In recent years, a number of unions have become closely involved with worker centers. In September, the AFL-CIO passed a resolution to expand partnerships with non-union groups, including worker centers.

The AFL-CIO had been developing relationships with worker centers for years. It started in 2006, when they began formally affiliating with state labor federations, local labor councils and the worker centers Working America, as well as the National Day Laborer Organizing Network. In September 2011, the National Taxi Workers’ Alliance became the first nontraditional workers’ organization to become formally chartered by the national AFL-CIO in more than six decades. 

What Employers Should Do Next

While some worker centers may engage in many of the same activities as unions, they are not bound by national labor laws or financial reporting requirements. In order to address the actual and potential presence of worker centers, companies need to take several steps.

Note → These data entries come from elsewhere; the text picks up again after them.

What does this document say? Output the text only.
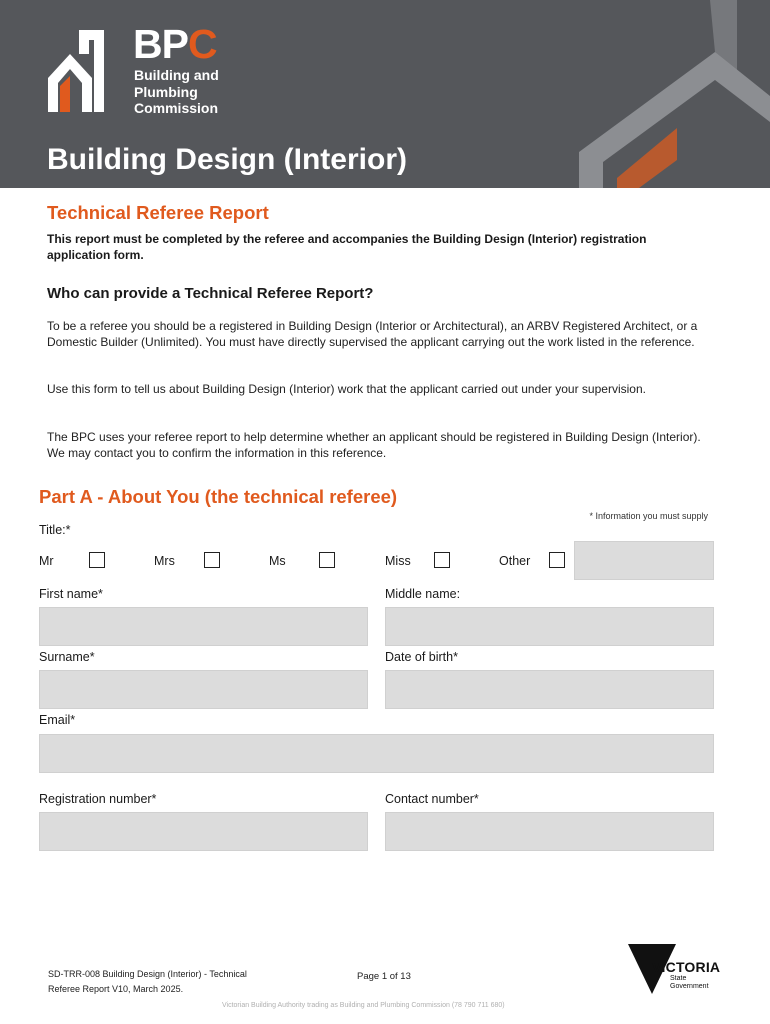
BPC
Building and
Plumbing
Commission
Building Design (Interior)
Technical Referee Report

This report must be completed by the referee and accompanies the Building Design (Interior) registration application form.

Who can provide a Technical Referee Report?

To be a referee you should be a registered in Building Design (Interior or Architectural), an ARBV Registered Architect, or a Domestic Builder (Unlimited). You must have directly supervised the applicant carrying out the work listed in the reference.

Use this form to tell us about Building Design (Interior) work that the applicant carried out under your supervision.

The BPC uses your referee report to help determine whether an applicant should be registered in Building Design (Interior). We may contact you to confirm the information in this reference.

Part A - About You (the technical referee)
* Information you must supply
Title:*
Mr	Mrs	Ms	Miss	Other
First name*	Middle name:
Surname*	Date of birth*
Email*
Registration number*	Contact number*
SD-TRR-008 Building Design (Interior) - Technical
Referee Report V10, March 2025.
Page 1 of 13
Victorian Building Authority trading as Building and Plumbing Commission (78 790 711 680)
VICTORIA
State
Government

  • Understand the growth in worker center activities. With the explosion of worker centers across the country, these organizations may already be talking with employees. Many worker centers are also very adept with the use of social media.
  • Work with legal counsel. The relationships between businesses and traditional unions are governed by laws and regulations, and are generally clear cut. When questions arise, there are regulatory authorities to consult and procedures to follow to reach a resolution. None of these rules exist with worker centers. Employers with workforces that could be targeted by back-door unionizing activities need to work closely with their in-house legal departments and outside counsel to understand what their rights are when dealing with these groups.
    Attorneys can also clarify the rights of employees and the appropriate steps employers should take when workers participate in worker-center-led activities. Remember that non-union workers have rights under Section 7 of the National Labor Relations Act to “self-organization, to form, join, or assist labor organizations, to bargain collectively through representatives of their own choosing, and to engage in other concerted activities for the purpose of collective bargaining or other mutual aid or protection.” If non-union employees join in actions organized by worker centers, including work stoppages, they may be protected by federal laws.
  • Consider becoming involved. While many worker centers do not engage in anything remotely close to union work, others do. These groups enjoy the perks of unions but are not responsible to employees, businesses or regulatory authorities. To ensure that all the rules are being followed and that workers’ best interests are being served, companies may want to consider becoming involved in lobbying and education efforts regarding worker centers, either on their own or through associations or groups.
  • Talk to employees. Like unions, worker centers target industries and companies where employees often feel like they don’t have a voice. To head off potential issues, executives, managers and supervisors should take time to ensure that employees feel they have an open dialogue with the company.
  • Ensure fair and consistent policies.   Employers should work especially hard to ensure that all of their managers and supervisors are consistent and fair across the board.  This does not mean pandering to poor performing employees, but it does mean applying work rules consistently and adequately explaining the reasons behind any discipline.
  • Recognize signs of union activity. Early identification of union activity gives employers the opportunity to address problems and inform employees of basic facts about unions before employees make a decision one way or another on a potential union. Employers should train supervisors and managers on union issues, and instruct them to immediately report union activity to the company.  This includes recognizing worker center activity.

As unions struggle to keep members through traditional methods, they are increasingly looking to other approaches to increase their numbers, including developing relationships with worker centers. Employers need to understand how these UFO groups target workforces, and how to protect themselves and their employees.